Philippe, le saint cancre ! – Jn 14, 6-14

par | 6 mai 2022

Frère David Perrin

Philippe se fait reprendre par Jésus comme un mauvais élève qui, décidément, n’a rien compris. Et comme souvent, lorsqu’un élève se fait corriger aussi sèchement, le reste de la classe hésite entre deux attitudes.
Il y a toujours les hypocrites qui font semblant d’avoir tout compris et qui, d’un geste de la tête réprobateur ou d’un regard accusateur, abondent dans le sens du maître et s’offusquent de la question posée par leur camarade : « Philippe, franchement, tu nous fais honte… Comment as-tu pu poser cette question ? »
Et il y a ceux qui se font tout petits sur leur chaise, parce qu’ils savent qu’ils auraient très bien pu poser, eux aussi, la question et se faire, eux aussi, allumer. Je suis personnellement de ceux-là.
Moi aussi, j’aurais demandé à Jésus de nous montrer le Père. Car, je suis désolé, mais lorsque je vois une personne, je n’en vois pas une autre. Allez expliquer à l’agent de police qui contrôle vos papiers d’identité qu’en vous voyant, il voit double, qu’il vous voit, vous, mais qu’il voit aussi votre père, là, derrière ou à travers vous. À coup sûr, il vous demandera si vous avez pris vos petites pilules ! Allez expliquer à un ami qui n’a jamais rencontré votre père qu’en fait, il le connaît et qu’il le voit, en vous voyant. Votre ami n’osera pas vous dire que vous délirez. Au mieux, il pensera que ce que vous dites n’est qu’une façon de parler.
Certes, il peut y avoir une certaine ressemblance entre un fils et son père, de sorte qu’en voyant le fils, on peut se faire une petite idée du père et de la mère. Mais, au sens strict, le fils ne montre pas le père, car ce sont deux personnes différentes, deux individus, autonomes, indépendants.

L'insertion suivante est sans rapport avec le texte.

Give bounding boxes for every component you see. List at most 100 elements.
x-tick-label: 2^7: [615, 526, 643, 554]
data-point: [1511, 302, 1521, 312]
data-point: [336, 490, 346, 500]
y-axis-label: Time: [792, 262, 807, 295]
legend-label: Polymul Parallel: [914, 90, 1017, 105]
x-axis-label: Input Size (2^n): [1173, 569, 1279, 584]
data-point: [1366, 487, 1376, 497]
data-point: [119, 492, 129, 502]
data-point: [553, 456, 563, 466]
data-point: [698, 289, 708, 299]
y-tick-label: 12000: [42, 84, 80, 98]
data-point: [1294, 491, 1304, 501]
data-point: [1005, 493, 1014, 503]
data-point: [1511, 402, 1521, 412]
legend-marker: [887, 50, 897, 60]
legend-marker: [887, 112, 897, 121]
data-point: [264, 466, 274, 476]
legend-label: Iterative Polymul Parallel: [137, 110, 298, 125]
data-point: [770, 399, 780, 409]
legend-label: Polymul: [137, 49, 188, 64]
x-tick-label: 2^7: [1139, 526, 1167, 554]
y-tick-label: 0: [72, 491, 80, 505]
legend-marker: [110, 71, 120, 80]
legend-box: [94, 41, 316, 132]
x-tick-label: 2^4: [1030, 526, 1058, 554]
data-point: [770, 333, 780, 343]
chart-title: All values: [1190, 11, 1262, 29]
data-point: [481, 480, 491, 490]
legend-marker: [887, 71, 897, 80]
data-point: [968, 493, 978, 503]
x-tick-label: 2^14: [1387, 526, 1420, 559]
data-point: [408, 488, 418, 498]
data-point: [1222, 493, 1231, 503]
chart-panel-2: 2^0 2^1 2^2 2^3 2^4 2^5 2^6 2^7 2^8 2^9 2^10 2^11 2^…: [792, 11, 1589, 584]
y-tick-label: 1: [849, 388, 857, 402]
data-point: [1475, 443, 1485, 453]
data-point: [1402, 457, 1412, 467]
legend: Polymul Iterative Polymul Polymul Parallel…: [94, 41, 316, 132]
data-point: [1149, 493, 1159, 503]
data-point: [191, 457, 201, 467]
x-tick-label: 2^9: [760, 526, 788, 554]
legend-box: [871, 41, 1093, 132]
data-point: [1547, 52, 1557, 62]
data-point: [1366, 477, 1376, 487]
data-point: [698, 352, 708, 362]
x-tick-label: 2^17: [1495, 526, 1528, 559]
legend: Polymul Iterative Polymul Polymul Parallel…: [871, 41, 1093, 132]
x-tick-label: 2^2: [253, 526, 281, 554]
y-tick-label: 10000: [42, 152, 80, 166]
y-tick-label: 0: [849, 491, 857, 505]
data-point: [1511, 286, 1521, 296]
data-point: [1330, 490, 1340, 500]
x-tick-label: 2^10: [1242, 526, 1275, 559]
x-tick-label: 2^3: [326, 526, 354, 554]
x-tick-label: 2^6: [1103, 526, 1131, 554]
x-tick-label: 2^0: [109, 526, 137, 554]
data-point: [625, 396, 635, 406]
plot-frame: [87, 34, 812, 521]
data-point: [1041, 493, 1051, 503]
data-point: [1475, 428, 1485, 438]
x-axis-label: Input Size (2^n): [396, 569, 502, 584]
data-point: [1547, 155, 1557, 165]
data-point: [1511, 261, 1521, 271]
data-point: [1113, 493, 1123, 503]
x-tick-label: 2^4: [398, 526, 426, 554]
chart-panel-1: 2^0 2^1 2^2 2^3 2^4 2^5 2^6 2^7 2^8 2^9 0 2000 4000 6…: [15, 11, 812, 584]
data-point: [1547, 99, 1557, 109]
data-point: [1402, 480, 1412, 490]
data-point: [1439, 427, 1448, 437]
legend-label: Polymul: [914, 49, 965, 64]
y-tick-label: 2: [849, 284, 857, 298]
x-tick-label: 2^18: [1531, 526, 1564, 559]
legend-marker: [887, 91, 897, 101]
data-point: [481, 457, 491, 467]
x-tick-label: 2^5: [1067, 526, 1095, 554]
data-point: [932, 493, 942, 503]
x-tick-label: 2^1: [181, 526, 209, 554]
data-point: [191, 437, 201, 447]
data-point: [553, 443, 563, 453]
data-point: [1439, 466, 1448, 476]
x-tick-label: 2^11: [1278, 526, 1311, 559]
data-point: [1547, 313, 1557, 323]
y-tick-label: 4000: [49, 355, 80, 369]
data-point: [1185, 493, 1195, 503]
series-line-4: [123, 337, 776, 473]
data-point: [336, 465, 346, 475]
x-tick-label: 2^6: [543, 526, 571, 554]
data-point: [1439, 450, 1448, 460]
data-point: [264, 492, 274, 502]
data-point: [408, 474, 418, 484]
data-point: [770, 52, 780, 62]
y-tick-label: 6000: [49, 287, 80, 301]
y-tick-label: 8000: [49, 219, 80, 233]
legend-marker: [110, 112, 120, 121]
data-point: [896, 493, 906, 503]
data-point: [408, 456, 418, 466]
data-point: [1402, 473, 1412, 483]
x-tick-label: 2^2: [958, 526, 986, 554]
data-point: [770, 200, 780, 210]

Leur âme, leur corps, leur histoire, leur vie, tout est différent.
Alors quoi ? Faut-il prendre les paroles de Jésus avec des pincettes ou faut-il les prendre au pied de la lettre ? La réaction de Jésus ne laisse, semble-t-il, aucun doute. C’est à la lettre qu’il faut comprendre ses paroles. Mais si nous décidons de le prendre au mot et de croire ce qu’il dit, il faut être prêt à laisser de côté nos conceptions habituelles ou du moins à les réaménager fortement. Car l’intelligence des personnes dont nous parle Jésus n’a rien à voir, ou presque, avec celle que nous nous formons à la vue des personnes humaines.
Si Jésus dit qu’en le voyant, je vois le Père et qu’en le connaissant, lui, je connais le Père, cela signifie que sa personne et celle du Père sont égales et ont la même essence. La vision et la connaissance en lui du Père seraient, en effet, impossibles si le Père et le Fils étaient deux personnes de nature différente. Les paroles du Christ nous obligent à croire que le Père et le Fils sont, comme le dit le concile de Nicée « con-substantiels » ; ce qui explique pourquoi Jésus dit : « Je suis dans le Père et le Père est en moi ».
Mais vous remarquerez que Jésus maintient entre eux une distinction. Le Père et le Fils sont l’un dans l’autre, certes, mais ils ne sont pas, de manière indistincte, l’un ou l’autre, l’un et l’autre. Autre est le Père, autre est le Fils, mais ils ne sont pas autre chose. Si l’on dit, à l’inverse, que le Père et le Fils sont identiques, on perd la distinction des personnes. Et si l’on affirme qu’ils sont autre chose, on perd l’unité d’essence. Vous suivez ?
Jésus nous fait entrer aujourd’hui dans les profondeurs même de Dieu, là où aucun homme, jusqu’à présent, n’était encore allé. Il nous fait plonger en Dieu comme dans un abîme. Combien a-t-il raison de dire à Philippe qu’il ne le connait pas encore ! Nous aussi, nous ne le connaissons pas ou nous ne le connaissons que très mal ou très imparfaitement. Jésus est là, depuis si longtemps, avec nous et nous ne le connaissons pas. Il nous faudra beaucoup de temps encore pour apprendre le connaître en vérité et pour connaître le Père qui se donne à voir en lui, dans l’épaisseur de son humanité. Il faudra que l’Esprit Saint œuvre beaucoup en notre âme pour qu’apparaisse à nos yeux le mystère de la pluralité des personnes divines dans l’unité de leur substance.
Alors, surtout, ne faisons pas semblant d’avoir tout compris de Dieu ! Demandons aux apôtres Philippe et Jacques qui, aujourd’hui, voient Dieu face à face, d’intercéder pour nous, pour que nous puissions chaque jour connaître un peu mieux Jésus, en vérité, et le Père qui est en lui.